IoT Hub has a monthly cost, at the time of writing for an S1 tier is US$25 per month. You can check pricing on the Azure IoT Hub pricing page. Once your lab is complete, you should delete the IoT Hub to save costs. You can do this by deleting the resource group that the IoT Hub was created in - deleting the hub and all the device identities.
-
From the Azure Cloud Shell, run the following command:
az group delete --name virtual-iot-lab
-
When prompted for confirmation, press
y
The resource group and IoT Hub will be deleted. You will need to create a new hub the next time you run the lab, updating all the device and service policy connection strings used by the client and server proxy.
When running a lab, there are a number of support considerations. The main thing to do is have backups and be onsite during the lab!
- If the device has any issues, it may need a reboot - either by logging in directly or turning the power off and on.
- Set the proxy on the Pi to run on reboot to ensure it's ready after rebooting the device.
- Students have control of the Pi, so can break anything! Have a stack of imaged SD cards ready that will just need the device ID set in the crontab so they can be used to flash a Pi and fix everything.
- Students have the same access as if they SSHed to the device, including the ability to browse the network. If you are running this from home, do it on a separate network to avoid mischievous students hacking your computers and adjusting their grades or other shenanigans.
- The IoT Hub has a limit of 300MB a day for streams. If you exceed this then the connections will no longer work. You can get around this by having multiple hubs, with groups of Pis connected to the different hubs.

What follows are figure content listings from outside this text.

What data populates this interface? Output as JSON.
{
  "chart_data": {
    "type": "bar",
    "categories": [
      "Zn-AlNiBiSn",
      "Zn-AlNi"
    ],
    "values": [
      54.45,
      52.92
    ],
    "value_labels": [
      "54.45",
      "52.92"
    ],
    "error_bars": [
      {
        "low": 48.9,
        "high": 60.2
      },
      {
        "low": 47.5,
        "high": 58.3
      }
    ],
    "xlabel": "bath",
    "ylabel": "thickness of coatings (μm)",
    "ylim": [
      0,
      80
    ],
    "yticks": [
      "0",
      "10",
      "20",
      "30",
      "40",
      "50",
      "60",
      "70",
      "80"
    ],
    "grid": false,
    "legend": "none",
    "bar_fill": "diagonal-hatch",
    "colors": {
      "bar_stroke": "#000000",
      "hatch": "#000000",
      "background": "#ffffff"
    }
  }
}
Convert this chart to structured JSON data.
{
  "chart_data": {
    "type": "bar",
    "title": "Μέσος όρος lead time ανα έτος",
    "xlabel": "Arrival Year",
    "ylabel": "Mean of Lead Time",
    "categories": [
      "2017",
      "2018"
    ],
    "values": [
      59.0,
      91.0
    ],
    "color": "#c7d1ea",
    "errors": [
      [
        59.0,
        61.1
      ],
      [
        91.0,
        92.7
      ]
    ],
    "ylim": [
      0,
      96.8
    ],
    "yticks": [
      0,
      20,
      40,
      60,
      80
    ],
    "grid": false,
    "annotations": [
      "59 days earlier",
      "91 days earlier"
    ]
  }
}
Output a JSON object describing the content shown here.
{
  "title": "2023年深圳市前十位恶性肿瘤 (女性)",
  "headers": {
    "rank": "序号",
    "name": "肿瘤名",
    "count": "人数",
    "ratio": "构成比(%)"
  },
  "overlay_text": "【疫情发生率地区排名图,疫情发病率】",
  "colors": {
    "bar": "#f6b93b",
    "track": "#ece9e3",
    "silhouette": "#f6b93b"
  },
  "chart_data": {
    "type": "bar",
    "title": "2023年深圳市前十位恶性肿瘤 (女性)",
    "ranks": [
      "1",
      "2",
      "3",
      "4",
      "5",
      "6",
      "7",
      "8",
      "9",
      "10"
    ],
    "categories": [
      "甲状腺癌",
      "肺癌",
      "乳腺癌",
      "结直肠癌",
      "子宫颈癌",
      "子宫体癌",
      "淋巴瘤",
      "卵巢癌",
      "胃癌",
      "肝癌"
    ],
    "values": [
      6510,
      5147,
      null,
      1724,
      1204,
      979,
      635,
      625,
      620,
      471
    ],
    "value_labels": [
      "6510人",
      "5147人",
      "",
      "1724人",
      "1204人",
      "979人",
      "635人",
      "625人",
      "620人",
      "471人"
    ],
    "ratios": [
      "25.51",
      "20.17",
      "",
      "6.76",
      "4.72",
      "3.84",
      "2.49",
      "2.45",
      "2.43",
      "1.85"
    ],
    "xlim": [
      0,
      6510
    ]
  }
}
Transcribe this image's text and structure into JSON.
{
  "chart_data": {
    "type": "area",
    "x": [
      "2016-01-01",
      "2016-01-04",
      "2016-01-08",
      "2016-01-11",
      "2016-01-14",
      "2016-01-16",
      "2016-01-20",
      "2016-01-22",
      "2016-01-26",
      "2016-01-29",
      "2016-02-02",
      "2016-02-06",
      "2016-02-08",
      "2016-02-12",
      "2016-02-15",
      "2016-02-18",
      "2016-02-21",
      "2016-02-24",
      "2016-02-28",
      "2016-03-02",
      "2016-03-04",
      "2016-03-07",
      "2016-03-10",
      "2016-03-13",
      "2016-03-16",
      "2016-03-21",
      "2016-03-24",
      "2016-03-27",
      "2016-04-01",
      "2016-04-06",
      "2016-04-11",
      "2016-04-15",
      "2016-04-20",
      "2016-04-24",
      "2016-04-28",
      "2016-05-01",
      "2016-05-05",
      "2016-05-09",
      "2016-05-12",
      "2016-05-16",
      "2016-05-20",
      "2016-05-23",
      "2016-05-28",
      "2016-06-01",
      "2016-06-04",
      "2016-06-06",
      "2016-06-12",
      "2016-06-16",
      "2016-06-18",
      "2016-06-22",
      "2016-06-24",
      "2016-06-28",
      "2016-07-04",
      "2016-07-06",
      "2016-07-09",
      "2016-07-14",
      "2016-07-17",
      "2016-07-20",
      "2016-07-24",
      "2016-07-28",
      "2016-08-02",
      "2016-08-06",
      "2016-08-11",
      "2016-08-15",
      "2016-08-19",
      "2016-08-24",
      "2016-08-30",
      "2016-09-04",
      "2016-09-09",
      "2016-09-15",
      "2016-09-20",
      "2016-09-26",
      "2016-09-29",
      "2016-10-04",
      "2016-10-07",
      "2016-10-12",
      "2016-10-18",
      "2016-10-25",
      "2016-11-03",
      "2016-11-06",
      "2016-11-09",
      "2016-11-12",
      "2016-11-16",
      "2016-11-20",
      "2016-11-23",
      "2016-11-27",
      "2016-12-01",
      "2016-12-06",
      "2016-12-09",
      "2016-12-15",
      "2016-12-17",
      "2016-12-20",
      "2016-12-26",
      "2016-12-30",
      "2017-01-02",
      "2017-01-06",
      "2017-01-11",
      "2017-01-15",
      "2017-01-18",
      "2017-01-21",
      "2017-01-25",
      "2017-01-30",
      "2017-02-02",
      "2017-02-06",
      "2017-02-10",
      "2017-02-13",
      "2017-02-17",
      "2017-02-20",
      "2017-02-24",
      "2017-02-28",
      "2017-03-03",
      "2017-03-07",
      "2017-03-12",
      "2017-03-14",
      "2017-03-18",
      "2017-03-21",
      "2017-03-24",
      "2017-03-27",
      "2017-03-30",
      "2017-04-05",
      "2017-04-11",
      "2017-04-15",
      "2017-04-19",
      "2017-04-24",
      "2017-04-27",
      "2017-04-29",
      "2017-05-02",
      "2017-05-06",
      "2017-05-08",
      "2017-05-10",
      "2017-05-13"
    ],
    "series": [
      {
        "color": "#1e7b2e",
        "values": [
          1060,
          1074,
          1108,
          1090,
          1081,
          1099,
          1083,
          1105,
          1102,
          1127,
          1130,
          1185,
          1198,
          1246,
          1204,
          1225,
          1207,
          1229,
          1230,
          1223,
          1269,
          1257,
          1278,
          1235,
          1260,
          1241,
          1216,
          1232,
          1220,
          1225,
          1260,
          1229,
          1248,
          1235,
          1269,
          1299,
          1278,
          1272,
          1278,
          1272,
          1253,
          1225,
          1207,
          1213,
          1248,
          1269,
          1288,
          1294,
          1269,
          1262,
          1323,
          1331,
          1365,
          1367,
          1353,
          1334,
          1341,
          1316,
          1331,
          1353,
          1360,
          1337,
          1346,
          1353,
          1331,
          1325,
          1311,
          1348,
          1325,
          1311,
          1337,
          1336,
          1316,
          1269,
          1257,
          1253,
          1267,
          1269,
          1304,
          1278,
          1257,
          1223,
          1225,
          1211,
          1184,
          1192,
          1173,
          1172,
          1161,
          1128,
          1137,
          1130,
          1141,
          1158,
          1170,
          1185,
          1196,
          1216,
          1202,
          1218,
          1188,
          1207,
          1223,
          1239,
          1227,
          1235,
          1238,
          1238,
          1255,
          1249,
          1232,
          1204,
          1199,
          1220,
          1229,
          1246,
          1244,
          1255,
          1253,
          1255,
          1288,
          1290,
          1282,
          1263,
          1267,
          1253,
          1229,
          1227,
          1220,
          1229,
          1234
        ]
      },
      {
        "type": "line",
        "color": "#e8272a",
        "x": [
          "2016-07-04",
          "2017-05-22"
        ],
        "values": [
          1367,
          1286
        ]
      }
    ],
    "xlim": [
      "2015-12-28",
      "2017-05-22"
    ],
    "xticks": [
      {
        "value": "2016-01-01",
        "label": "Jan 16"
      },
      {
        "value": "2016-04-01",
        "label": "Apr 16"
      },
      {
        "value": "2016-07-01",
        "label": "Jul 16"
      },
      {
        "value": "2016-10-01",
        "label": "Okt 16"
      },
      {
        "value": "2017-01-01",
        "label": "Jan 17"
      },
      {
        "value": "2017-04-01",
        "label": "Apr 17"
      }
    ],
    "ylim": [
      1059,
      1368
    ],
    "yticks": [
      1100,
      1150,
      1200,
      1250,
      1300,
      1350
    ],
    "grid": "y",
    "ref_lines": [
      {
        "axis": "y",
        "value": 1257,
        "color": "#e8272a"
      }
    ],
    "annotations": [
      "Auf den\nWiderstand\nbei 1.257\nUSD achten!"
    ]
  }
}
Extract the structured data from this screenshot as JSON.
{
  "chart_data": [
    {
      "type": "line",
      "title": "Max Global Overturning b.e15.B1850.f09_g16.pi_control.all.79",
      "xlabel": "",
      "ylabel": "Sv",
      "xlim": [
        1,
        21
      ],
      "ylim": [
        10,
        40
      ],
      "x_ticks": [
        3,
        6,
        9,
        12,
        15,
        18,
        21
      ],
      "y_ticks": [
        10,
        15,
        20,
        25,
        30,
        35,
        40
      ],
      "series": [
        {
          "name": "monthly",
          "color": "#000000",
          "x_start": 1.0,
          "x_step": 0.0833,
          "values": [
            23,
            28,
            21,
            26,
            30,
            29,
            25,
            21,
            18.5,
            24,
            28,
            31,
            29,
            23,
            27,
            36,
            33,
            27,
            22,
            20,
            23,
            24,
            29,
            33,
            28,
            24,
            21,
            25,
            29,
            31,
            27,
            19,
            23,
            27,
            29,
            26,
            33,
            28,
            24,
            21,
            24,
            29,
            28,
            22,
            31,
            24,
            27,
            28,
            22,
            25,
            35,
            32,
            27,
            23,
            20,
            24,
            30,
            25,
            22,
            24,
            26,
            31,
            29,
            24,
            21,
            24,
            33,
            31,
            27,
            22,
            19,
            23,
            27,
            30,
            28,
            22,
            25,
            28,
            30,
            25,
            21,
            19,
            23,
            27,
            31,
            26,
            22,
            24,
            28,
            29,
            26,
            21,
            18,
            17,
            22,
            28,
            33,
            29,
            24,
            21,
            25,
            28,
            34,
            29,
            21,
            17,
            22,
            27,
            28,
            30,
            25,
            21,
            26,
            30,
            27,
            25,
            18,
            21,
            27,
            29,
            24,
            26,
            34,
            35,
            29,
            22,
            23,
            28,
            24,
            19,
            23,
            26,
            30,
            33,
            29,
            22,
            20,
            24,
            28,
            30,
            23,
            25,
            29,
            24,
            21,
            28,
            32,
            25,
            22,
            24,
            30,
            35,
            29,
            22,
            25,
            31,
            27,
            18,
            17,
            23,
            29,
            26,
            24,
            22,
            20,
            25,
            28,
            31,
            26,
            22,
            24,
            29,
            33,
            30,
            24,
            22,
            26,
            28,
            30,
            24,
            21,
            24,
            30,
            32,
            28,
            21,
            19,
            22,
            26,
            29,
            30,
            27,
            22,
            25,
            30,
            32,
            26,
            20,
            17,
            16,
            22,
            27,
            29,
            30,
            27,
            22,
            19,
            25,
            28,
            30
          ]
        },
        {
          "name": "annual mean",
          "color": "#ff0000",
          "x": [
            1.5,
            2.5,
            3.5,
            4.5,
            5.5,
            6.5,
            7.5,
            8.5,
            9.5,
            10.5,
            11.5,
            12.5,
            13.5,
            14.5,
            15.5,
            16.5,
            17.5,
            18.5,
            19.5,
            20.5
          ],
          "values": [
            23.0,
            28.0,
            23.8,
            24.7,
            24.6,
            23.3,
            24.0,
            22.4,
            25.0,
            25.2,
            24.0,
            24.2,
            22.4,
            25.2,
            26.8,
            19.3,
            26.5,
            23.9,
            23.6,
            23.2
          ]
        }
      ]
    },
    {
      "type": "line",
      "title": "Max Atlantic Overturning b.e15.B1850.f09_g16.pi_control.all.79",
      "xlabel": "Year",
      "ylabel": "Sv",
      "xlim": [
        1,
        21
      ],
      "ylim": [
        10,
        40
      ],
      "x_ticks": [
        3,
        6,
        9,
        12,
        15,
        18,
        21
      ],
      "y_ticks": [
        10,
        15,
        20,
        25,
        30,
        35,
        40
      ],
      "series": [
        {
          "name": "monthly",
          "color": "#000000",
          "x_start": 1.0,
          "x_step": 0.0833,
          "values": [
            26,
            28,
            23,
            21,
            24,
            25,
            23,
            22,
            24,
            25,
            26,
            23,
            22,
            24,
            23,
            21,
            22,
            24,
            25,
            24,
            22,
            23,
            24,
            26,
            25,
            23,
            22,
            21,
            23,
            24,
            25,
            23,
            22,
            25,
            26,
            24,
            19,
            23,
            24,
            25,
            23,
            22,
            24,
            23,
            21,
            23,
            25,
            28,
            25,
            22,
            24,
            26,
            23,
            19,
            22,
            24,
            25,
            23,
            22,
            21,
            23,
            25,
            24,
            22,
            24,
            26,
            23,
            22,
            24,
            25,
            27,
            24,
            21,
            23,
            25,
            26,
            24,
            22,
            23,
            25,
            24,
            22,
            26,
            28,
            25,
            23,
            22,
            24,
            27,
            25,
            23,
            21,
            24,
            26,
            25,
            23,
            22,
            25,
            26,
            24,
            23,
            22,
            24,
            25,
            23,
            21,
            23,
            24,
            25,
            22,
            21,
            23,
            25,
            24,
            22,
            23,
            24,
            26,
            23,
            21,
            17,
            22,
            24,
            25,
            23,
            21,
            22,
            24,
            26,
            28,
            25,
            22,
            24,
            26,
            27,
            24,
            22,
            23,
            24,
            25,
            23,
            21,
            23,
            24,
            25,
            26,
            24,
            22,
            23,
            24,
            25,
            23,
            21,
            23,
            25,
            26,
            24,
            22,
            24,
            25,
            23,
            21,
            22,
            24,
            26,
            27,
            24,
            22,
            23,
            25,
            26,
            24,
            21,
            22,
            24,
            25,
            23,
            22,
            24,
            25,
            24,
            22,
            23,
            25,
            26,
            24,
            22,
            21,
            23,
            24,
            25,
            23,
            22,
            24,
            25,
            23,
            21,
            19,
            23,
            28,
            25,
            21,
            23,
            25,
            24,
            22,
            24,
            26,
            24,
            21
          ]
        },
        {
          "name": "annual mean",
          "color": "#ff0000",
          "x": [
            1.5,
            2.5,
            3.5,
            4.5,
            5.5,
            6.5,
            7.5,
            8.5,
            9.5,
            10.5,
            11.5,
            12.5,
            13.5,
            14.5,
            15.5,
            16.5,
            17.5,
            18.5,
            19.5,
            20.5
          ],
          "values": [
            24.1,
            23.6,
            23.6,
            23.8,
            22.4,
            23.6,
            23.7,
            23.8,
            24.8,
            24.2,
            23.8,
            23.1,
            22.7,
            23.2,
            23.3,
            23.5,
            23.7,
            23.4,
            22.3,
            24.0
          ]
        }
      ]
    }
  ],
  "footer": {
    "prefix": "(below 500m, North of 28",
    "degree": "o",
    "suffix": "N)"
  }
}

Microcontrollers can't be exposed over the internet this way, but they can be connected to Pis that are exposed, and programmed that way.
VS Code has an extension called PlatformIO that allows the programming of microcontrollers. It is fully self contained, so you can install it and it will manage all the tooling it needs, so no need to install extra tools on the Pi such as the Arduino IDE. This can be installed in the VS Code remote session by the student and used to program a wide range of microcontrollers.
Be aware that the PlatformIO home pane and command palette in VS Code doesn't work using this method, so to create projects and build the code you will need to use the PlatformIO Core CLI (pio) from the VS Code terminal.
Some ideas for expanding this virtual lab setup:
- Set up remote streaming cameras so students can see the output of devices, such as LEDs connected to the Pi or microcontroller
- Have a web site that uses the Node.js server proxy code so students can log into one place and run SSH commands, or download a pre-configured server proxy application
- Have the Pis use the Azure device provisioning service to register themselves on startup to save having to allocate device ids, maybe via an Azure Functions app. This way the IoT Hub can be turned off when not being used, and when a new one is spun up the Azure Functions app can be re-configured to point to the new hub meaning the Pi devices never need any extra configuration.